Notice this is more or less the same spectral locus with the same ellipses in the earlier FIGURE WTF ELLIPSES. They aren’t quite as elliptical in FIGURE OH NO NOT ANOTHER PLOT, as the underlying CIE 1931 model is warped and bent in such a way to make the ellipses a little more uniformly shaped toward circular. Sorta. Kinda. Damn this perceptual rubbish…

FIGURE OH NO NOT ANOTHER PLOT is the CIE’s 1976 remixed twist on the original CIE 1931 diagram that attempts to represent a more perceptually uniform variation of the original CIE 1931 diagram. It is known as the CIE 1976 Uniform Chromaticity Scale, and scale is very important here; the image is non-uniformly, or nonlinearly, scaled in an attempt to be more perceptually uniform.

Here, a measurement of a distance between two chromaticities on the CIE 1976 UCS is sort of, kind of, vaguely akin to perceptual difference for a standard observer. Because the underlying model is warped and bent, the x and y axes are transformed to new labels representing u’ and v‘¹. Project the wavelength mixtures of light and you get an idea as to how different they will be in relation to another mixture.

In an ideal world, there would be some magical transformation of the CIE 1931 data that would make all of the MacAdam ellipses equally shaped circles, to make equivalent measurements uniformly different in the perceptual sense, but no such transform has yet been created.

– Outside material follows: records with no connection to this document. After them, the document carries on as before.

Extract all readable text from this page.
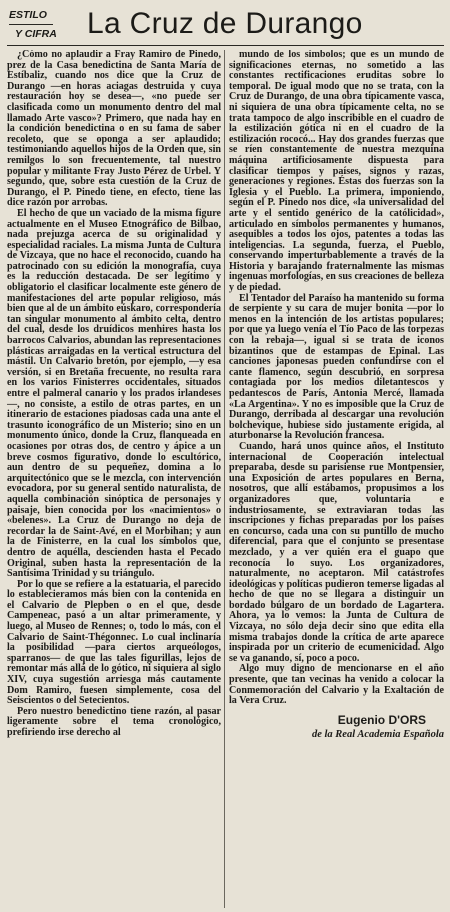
ESTILO
Y CIFRA	La Cruz de Durango

¿Cómo no aplaudir a Fray Ramiro de Pinedo, prez de la Casa benedictina de Santa María de Estíbaliz, cuando nos dice que la Cruz de Durango —en horas aciagas destruida y cuya restauración hoy se desea—, «no puede ser clasificada como un monumento dentro del mal llamado Arte vasco»? Primero, que nada hay en la condición benedictina o en su fama de saber recoleto, que se oponga a ser aplaudido; testimoniando aquellos hijos de la Orden que, sin remilgos lo son frecuentemente, tal nuestro popular y militante Fray Justo Pérez de Urbel. Y segundo, que, sobre esta cuestión de la Cruz de Durango, el P. Pinedo tiene, en efecto, tiene las dice razón por arrobas.

El hecho de que un vaciado de la misma figure actualmente en el Museo Etnográfico de Bilbao, nada prejuzga acerca de su originalidad y especialidad raciales. La misma Junta de Cultura de Vizcaya, que no hace el reconocido, cuando ha patrocinado con su edición la monografía, cuya es la reducción destacada. De ser legítimo y obligatorio el clasificar localmente este género de manifestaciones del arte popular religioso, más bien que al de un ámbito eúskaro, correspondería tan singular monumento al ámbito celta, dentro del cual, desde los druídicos menhires hasta los barrocos Calvarios, abundan las representaciones plásticas arraigadas en la vertical estructura del mástil. Un Calvario bretón, por ejemplo, —y esa versión, si en Bretaña frecuente, no resulta rara en los varios Finisterres occidentales, situados entre el palmeral canario y los prados irlandeses—, no consiste, a estilo de otras partes, en un itinerario de estaciones piadosas cada una ante el trasunto iconográfico de un Misterio; sino en un monumento único, donde la Cruz, flanqueada en ocasiones por otras dos, de centro y ápice a un breve cosmos figurativo, donde lo escultórico, aun dentro de su pequeñez, domina a lo arquitectónico que se le mezcla, con intervención evocadora, por su general sentido naturalista, de aquella combinación sinóptica de personajes y paisaje, bien conocida por los «nacimientos» o «belenes». La Cruz de Durango no deja de recordar la de Saint-Avé, en el Morbihan; y aun la de Finisterre, en la cual los símbolos que, dentro de aquélla, descienden hasta el Pecado Original, suben hasta la representación de la Santísima Trinidad y su triángulo.

Por lo que se refiere a la estatuaria, el parecido lo establecieramos más bien con la contenida en el Calvario de Plepben o en el que, desde Campeneac, pasó a un altar primeramente, y luego, al Museo de Rennes; o, todo lo más, con el Calvario de Saint-Thégonnec. Lo cual inclinaría la posibilidad —para ciertos arqueólogos, sparranos— de que las tales figurillas, lejos de remontar más allá de lo gótico, ni siquiera al siglo XIV, cuya sugestión arriesga más cautamente Dom Ramiro, fuesen simplemente, cosa del Seiscientos o del Setecientos.

Pero nuestro benedictino tiene razón, al pasar ligeramente sobre el tema cronológico, prefiriendo irse derecho al

mundo de los símbolos; que es un mundo de significaciones eternas, no sometido a las constantes rectificaciones eruditas sobre lo temporal. De igual modo que no se trata, con la Cruz de Durango, de una obra típicamente vasca, ni siquiera de una obra típicamente celta, no se trata tampoco de algo inscribible en el cuadro de la estilización gótica ni en el cuadro de la estilización rococó... Hay dos grandes fuerzas que se ríen constantemente de nuestra mezquina máquina artificiosamente dispuesta para clasificar tiempos y países, signos y razas, generaciones y regiones. Éstas dos fuerzas son la Iglesia y el Pueblo. La primera, imponiendo, según el P. Pinedo nos dice, «la universalidad del arte y el sentido genérico de la católicidad», articulado en símbolos permanentes y humanos, asequibles a todos los ojos, patentes a todas las inteligencias. La segunda, fuerza, el Pueblo, conservando imperturbablemente a través de la Historia y barajando fraternalmente las mismas ingenuas morfologías, en sus creaciones de belleza y de piedad.

El Tentador del Paraíso ha mantenido su forma de serpiente y su cara de mujer bonita —por lo menos en la intención de los artistas populares; por que ya luego venía el Tío Paco de las torpezas con la rebaja—, igual si se trata de iconos bizantinos que de estampas de Epinal. Las canciones japonesas pueden confundirse con el cante flamenco, según descubrió, en sorpresa contagiada por los medios diletantescos y pedantescos de París, Antonia Mercé, llamada «La Argentina». Y no es imposible que la Cruz de Durango, derribada al descargar una revolución bolchevique, hubiese sido justamente erigida, al aturbonarse la Revolución francesa.

Cuando, hará unos quince años, el Instituto internacional de Cooperación intelectual preparaba, desde su parisiense rue Montpensier, una Exposición de artes populares en Berna, nosotros, que allí estábamos, propusimos a los organizadores que, voluntaria e industriosamente, se extraviaran todas las inscripciones y fichas preparadas por los países en concurso, cada una con su puntillo de mucho diferencial, para que el conjunto se presentase mezclado, y a ver quién era el guapo que reconocía lo suyo. Los organizadores, naturalmente, no aceptaron. Mil catástrofes ideológicas y políticas pudieron temerse ligadas al hecho de que no se llegara a distinguir un bordado búlgaro de un bordado de Lagartera. Ahora, ya lo vemos: la Junta de Cultura de Vizcaya, no sólo deja decir sino que edita ella misma trabajos donde la crítica de arte aparece inspirada por un criterio de ecumenicidad. Algo se va ganando, sí, poco a poco.

Algo muy digno de mencionarse en el año presente, que tan vecinas ha venido a colocar la Conmemoración del Calvario y la Exaltación de la Vera Cruz.

Eugenio D'ORS
de la Real Academia Española
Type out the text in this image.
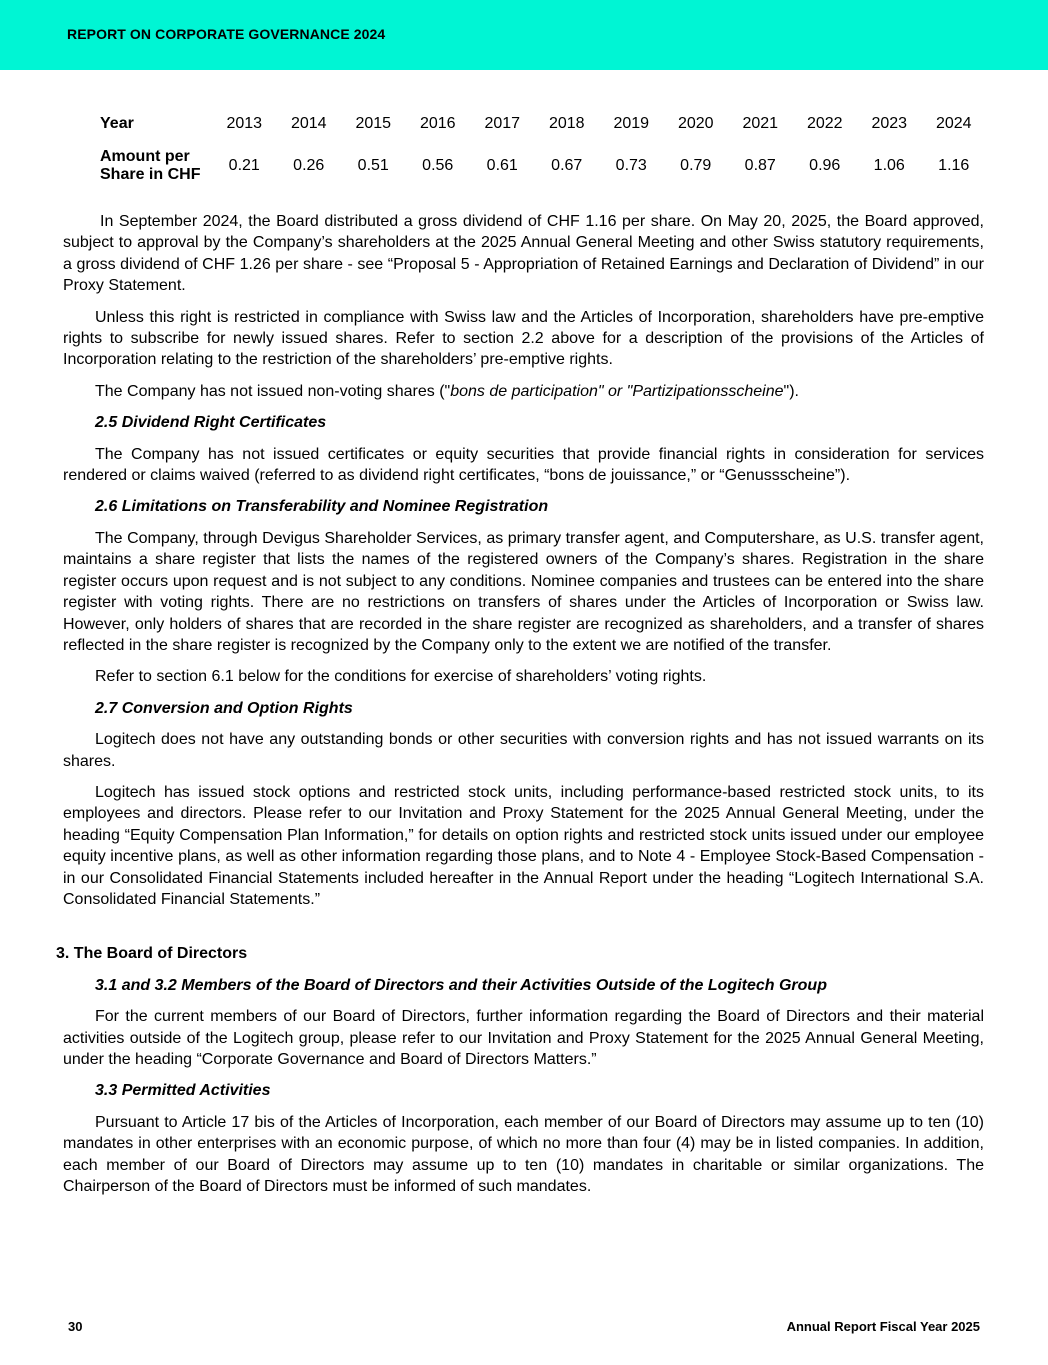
REPORT ON CORPORATE GOVERNANCE 2024
Year	2013	2014	2015	2016	2017	2018	2019	2020	2021	2022	2023	2024
Amount per Share in CHF	0.21	0.26	0.51	0.56	0.61	0.67	0.73	0.79	0.87	0.96	1.06	1.16

In September 2024, the Board distributed a gross dividend of CHF 1.16 per share. On May 20, 2025, the Board approved, subject to approval by the Company’s shareholders at the 2025 Annual General Meeting and other Swiss statutory requirements, a gross dividend of CHF 1.26 per share - see “Proposal 5 - Appropriation of Retained Earnings and Declaration of Dividend” in our Proxy Statement.

Unless this right is restricted in compliance with Swiss law and the Articles of Incorporation, shareholders have pre-emptive rights to subscribe for newly issued shares. Refer to section 2.2 above for a description of the provisions of the Articles of Incorporation relating to the restriction of the shareholders’ pre-emptive rights.

The Company has not issued non-voting shares ("bons de participation" or "Partizipationsscheine").

2.5 Dividend Right Certificates

The Company has not issued certificates or equity securities that provide financial rights in consideration for services rendered or claims waived (referred to as dividend right certificates, “bons de jouissance,” or “Genussscheine”).

2.6 Limitations on Transferability and Nominee Registration

The Company, through Devigus Shareholder Services, as primary transfer agent, and Computershare, as U.S. transfer agent, maintains a share register that lists the names of the registered owners of the Company’s shares. Registration in the share register occurs upon request and is not subject to any conditions. Nominee companies and trustees can be entered into the share register with voting rights. There are no restrictions on transfers of shares under the Articles of Incorporation or Swiss law. However, only holders of shares that are recorded in the share register are recognized as shareholders, and a transfer of shares reflected in the share register is recognized by the Company only to the extent we are notified of the transfer.

Refer to section 6.1 below for the conditions for exercise of shareholders’ voting rights.

2.7 Conversion and Option Rights

Logitech does not have any outstanding bonds or other securities with conversion rights and has not issued warrants on its shares.

Logitech has issued stock options and restricted stock units, including performance-based restricted stock units, to its employees and directors. Please refer to our Invitation and Proxy Statement for the 2025 Annual General Meeting, under the heading “Equity Compensation Plan Information,” for details on option rights and restricted stock units issued under our employee equity incentive plans, as well as other information regarding those plans, and to Note 4 - Employee Stock-Based Compensation - in our Consolidated Financial Statements included hereafter in the Annual Report under the heading “Logitech International S.A. Consolidated Financial Statements.”

3. The Board of Directors
3.1 and 3.2 Members of the Board of Directors and their Activities Outside of the Logitech Group

For the current members of our Board of Directors, further information regarding the Board of Directors and their material activities outside of the Logitech group, please refer to our Invitation and Proxy Statement for the 2025 Annual General Meeting, under the heading “Corporate Governance and Board of Directors Matters.”

3.3 Permitted Activities

Pursuant to Article 17 bis of the Articles of Incorporation, each member of our Board of Directors may assume up to ten (10) mandates in other enterprises with an economic purpose, of which no more than four (4) may be in listed companies. In addition, each member of our Board of Directors may assume up to ten (10) mandates in charitable or similar organizations. The Chairperson of the Board of Directors must be informed of such mandates.

30	Annual Report Fiscal Year 2025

Answer #15: The term “perceptually uniform” refers to a means of comparing values with corresponding perceptual differences.

I don’t know about you, but that’s about enough colour science mumbo jumbo for me for now. It is important to cover the term because you will now be able to discern between the plethora of different colour models out there, and have a greater insight as to why they are designed in different ways. You’ve also managed to stick another useful screwdriver into your artistic tool belt, and have hopefully started to appreciate that different colour encoding models can achieve different things.

Let’s see if we can build up our knowledge further to get to the nitty gritty details of practical artistic, creative, or batsh*t-crazy-nutbar-remarkable digital work. We are almost there dear pixel pusher. On to the next question…


¹ You may have noticed that the u’ and v’ have little “prime” symbols to the right of each of them. In colour science things, the prime symbol typically denotes nonlinear with respect to the conventional linear plots and assumptions. Sometimes this nonlinearity is specified using a “star”, which in normal keyboard terms is an asterisk *.